A proposed ballot measure to legalize recreational marijuana in Florida in 2024 has triggered harsh criticism from within the industry, signaling ongoing divides over how adult-use markets should be structured.

The initiative, filed recently with the Florida Division of Elections, has secured financial backing from Trulieve Cannabis, the largest medical marijuana company in the state and one of the nation’s biggest multistate operators.

According to Miami New Times, critics contend the Florida-based company stands to reap much of the benefits of legalization under the proposed initiative, which is being pushed by the Smart & Safe Florida campaign.

“No home grow, the entire Florida recreational market handed to the existing medical market, and the legislature doesn’t have to license anyone else,” former Massachusetts cannabis regulator Shaleen Title wrote on Twitter, adding that the measure is “one of the most revolting, monopolistic (legalization) measures yet.”

Title currently is the cannabis policy practitioner in residence at the Ohio State University College of Law’s Drug Enforcement and Policy Center.

The Florida medical marijuana market – one of the nation’s largest – is made up of 22 licensed companies that run a combined 460 dispensaries, Miami New Times reported.
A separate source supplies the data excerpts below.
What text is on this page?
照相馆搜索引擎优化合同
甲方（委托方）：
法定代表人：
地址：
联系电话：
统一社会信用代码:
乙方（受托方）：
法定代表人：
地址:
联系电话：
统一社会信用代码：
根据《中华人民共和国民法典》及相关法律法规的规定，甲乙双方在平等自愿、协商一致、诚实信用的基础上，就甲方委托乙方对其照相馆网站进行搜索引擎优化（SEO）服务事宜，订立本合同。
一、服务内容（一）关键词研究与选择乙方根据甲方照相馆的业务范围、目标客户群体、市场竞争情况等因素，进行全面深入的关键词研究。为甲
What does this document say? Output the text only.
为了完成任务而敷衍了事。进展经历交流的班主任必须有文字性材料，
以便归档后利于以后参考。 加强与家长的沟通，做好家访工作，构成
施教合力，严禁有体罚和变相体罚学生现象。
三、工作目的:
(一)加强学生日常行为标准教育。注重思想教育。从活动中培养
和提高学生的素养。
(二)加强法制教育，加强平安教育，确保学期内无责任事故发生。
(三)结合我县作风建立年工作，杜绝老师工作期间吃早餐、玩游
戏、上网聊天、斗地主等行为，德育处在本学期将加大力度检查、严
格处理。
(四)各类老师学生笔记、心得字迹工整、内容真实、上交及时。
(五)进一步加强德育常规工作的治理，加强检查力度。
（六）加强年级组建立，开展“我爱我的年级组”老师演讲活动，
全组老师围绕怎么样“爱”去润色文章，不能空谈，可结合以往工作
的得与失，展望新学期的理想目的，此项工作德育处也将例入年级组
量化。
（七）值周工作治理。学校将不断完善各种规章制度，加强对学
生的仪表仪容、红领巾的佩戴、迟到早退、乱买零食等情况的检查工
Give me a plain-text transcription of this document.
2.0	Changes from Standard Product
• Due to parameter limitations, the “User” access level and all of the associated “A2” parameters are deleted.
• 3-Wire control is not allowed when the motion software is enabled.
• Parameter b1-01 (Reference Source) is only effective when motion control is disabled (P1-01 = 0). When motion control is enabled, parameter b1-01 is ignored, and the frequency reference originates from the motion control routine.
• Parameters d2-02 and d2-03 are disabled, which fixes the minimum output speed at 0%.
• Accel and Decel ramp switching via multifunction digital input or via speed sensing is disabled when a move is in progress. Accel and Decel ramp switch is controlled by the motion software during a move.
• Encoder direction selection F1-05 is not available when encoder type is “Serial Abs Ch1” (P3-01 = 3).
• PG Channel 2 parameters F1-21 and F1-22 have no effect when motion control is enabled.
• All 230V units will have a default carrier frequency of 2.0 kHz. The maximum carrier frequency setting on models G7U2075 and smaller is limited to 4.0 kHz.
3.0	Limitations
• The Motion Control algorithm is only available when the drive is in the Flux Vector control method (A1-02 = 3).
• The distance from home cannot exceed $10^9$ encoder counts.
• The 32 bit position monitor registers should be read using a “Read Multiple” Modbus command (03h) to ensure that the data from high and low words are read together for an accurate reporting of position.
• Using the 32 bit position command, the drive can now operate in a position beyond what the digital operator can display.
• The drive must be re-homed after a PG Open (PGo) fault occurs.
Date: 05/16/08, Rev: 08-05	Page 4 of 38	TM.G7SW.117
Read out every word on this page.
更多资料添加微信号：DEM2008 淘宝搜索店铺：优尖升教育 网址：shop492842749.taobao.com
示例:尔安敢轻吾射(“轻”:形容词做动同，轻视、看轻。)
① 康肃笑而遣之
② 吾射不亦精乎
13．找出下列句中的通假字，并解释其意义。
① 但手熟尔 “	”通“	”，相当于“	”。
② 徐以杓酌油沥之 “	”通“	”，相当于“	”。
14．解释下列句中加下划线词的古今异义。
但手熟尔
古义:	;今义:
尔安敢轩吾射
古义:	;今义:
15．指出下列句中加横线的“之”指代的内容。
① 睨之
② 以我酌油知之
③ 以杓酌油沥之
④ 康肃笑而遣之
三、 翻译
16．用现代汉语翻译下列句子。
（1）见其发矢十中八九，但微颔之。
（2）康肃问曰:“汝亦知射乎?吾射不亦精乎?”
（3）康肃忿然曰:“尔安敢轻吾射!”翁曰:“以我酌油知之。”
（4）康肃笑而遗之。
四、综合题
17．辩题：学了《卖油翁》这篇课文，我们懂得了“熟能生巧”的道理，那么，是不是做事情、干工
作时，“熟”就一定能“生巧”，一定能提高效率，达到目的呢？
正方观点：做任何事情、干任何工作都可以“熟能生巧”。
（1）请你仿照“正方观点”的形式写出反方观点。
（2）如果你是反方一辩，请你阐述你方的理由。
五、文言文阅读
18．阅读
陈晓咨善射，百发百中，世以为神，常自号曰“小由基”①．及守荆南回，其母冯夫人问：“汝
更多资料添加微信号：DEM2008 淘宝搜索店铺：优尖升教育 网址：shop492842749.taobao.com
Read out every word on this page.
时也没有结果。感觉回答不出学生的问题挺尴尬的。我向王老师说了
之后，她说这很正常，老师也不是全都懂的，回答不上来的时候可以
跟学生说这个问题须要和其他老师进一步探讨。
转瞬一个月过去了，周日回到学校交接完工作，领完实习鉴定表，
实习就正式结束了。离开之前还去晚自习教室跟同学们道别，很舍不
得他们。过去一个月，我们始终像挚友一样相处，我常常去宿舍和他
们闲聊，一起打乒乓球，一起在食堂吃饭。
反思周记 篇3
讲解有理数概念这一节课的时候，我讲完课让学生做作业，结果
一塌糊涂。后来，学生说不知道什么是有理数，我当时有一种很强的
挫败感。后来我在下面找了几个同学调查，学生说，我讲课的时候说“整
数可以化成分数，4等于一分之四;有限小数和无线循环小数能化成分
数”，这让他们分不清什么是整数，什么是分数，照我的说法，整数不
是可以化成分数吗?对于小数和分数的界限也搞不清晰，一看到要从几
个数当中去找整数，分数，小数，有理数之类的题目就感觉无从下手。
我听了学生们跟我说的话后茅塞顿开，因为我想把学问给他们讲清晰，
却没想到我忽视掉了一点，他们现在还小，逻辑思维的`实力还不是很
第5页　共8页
If passed, the Trulieve-backed initiative would uphold the current ban on home cannabis cultivation and would allow new market entrants but only if the Legislature approves such a market restructure. Critics say both provisions would benefit the state’s existing medical marijuana operators.

Under the proposed amendment to the state’s constitution, existing medical marijuana companies would be allowed to sell recreational marijuana and the state Legislature could increase the number of licensees, but that would be up to Florida lawmakers, a Trulieve spokesperson explained to MJBizDaily via email.

“The clear reading of this is that the state can create new licenses and players in to the market … the amendment even gives a 6-month lead time to do so,” the Trulieve spokesperson noted.

Trulieve CEO Kim Rivers told Miami New Times that her company would support any and all measures to fully legalize marijuana.

The company donated a quarter of a million dollars last year to a separate adult-use legalization campaign, Sensible Florida, that failed to make the 2022 ballot.

By contrast, Trulieve has already donated $5 million to the proposed 2024 initiative campaign, according to Miami New Times.

While Sensible Florida is attempting to make the 2024 ballot, that campaign has so far gathered fewer than the 900,000 valid signatures needed to qualify for the ballot, the News Service of Florida reported this month.